Local Government Minister Simon Watts said the full cap will be in place by 2029, though councils will start adapting from January 2027. From that date, councils will need to consider the cap’s impact in their long-term plans and report on key financial metrics like wage costs, local infrastructure deficits, and rates as a percentage of local house prices.

The proposed model sets a target range based on long-term economic indicators. “We’ve picked a number which is bounded by medium-term inflation and long-run economic growth,” said Prime Minister Christopher Luxon. “Pitching somewhere in the middle with a band rather than just a single number and a single cap is actually a smart way to go about it.”

Watts added, “Analysis suggests a target range of 2% to 4% per capita, per year.

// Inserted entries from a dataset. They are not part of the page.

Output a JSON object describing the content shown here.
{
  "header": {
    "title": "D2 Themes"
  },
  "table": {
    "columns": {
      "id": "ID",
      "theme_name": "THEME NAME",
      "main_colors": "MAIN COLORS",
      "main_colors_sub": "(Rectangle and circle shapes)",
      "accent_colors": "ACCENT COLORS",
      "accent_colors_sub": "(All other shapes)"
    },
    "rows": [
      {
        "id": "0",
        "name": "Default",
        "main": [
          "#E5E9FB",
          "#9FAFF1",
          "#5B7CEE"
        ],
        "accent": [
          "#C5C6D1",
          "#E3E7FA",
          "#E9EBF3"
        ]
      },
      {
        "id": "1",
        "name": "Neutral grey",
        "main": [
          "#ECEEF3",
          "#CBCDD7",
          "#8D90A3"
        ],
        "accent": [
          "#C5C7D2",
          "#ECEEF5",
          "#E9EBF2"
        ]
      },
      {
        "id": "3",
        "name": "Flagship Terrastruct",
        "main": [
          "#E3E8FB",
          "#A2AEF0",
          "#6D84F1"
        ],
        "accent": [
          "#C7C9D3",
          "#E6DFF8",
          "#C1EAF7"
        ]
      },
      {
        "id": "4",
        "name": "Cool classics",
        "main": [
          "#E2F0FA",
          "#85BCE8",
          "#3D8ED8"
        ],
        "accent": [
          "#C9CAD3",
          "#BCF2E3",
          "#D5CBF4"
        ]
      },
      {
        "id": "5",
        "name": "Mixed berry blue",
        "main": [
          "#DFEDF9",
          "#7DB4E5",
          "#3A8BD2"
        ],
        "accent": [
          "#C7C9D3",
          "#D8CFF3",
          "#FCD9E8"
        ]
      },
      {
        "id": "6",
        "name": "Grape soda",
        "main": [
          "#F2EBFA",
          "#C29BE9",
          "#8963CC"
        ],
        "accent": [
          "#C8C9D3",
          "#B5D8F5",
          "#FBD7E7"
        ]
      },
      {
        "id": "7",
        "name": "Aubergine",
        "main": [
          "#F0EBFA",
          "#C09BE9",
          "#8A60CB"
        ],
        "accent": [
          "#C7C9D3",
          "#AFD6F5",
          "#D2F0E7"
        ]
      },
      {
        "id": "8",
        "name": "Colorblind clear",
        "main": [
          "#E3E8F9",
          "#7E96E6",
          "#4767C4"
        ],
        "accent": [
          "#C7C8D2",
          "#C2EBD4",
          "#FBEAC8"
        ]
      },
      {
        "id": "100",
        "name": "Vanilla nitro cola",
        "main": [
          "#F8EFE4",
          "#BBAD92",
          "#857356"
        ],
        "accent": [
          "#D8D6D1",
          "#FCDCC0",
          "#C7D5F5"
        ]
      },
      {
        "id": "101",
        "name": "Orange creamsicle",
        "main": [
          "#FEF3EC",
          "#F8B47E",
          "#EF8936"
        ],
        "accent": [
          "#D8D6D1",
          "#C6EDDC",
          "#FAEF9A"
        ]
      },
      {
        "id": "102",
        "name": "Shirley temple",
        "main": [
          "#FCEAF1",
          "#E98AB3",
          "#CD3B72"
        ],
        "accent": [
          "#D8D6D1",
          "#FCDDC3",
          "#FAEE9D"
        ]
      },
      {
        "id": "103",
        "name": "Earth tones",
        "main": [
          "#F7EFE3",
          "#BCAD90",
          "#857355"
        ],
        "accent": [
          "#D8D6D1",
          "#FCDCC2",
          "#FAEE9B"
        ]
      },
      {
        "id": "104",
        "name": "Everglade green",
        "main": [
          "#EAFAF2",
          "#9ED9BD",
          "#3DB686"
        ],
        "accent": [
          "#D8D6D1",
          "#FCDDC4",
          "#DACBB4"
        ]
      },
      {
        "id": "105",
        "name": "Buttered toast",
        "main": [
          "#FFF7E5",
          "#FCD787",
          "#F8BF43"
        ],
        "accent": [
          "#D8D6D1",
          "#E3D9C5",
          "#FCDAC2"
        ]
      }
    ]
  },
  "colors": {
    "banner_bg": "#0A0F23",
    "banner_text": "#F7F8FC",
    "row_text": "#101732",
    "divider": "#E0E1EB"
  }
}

This means rates increases would be limited to a maximum of 4%. A minimum increase is necessary so councils can continue to provide essential services like rubbish collection, council roads maintenance and the management of parks and libraries.”

Luxon said the cap would ensure ratepayers aren’t burdened with unaffordable increases, noting that “some communities have faced double-digit increases year after year. This is unsustainable.” He also stated that the government had no plans to allow councils to charge tourists through local levies such as bed taxes.

The cap will apply to all sources of rates, including general rates, targeted rates and uniform annual charges. It will not apply to water charges or non-rates revenue like fees. Councils wanting to exceed the 4% upper limit will need special permission from a government-appointed regulator, and only under extreme conditions such as natural disasters.

The new regulator will be established during the transition period from 2027 to 2029, with the Department of Internal Affairs overseeing the early monitoring. Councils will need to justify any exceptions and demonstrate how they will return to the capped range over time.

Luxon said ratepayers were "fed up", and that local authorities must mirror the same financial discipline expected of families and central government. Watts emphasised that the cap should not be viewed as a tool to freeze rates, stating, “We are capping inefficiency.”

Consultation with stakeholders has already begun and will run until February 2026. Legislation is expected to pass that same year, making the cap law from 1 January 2027.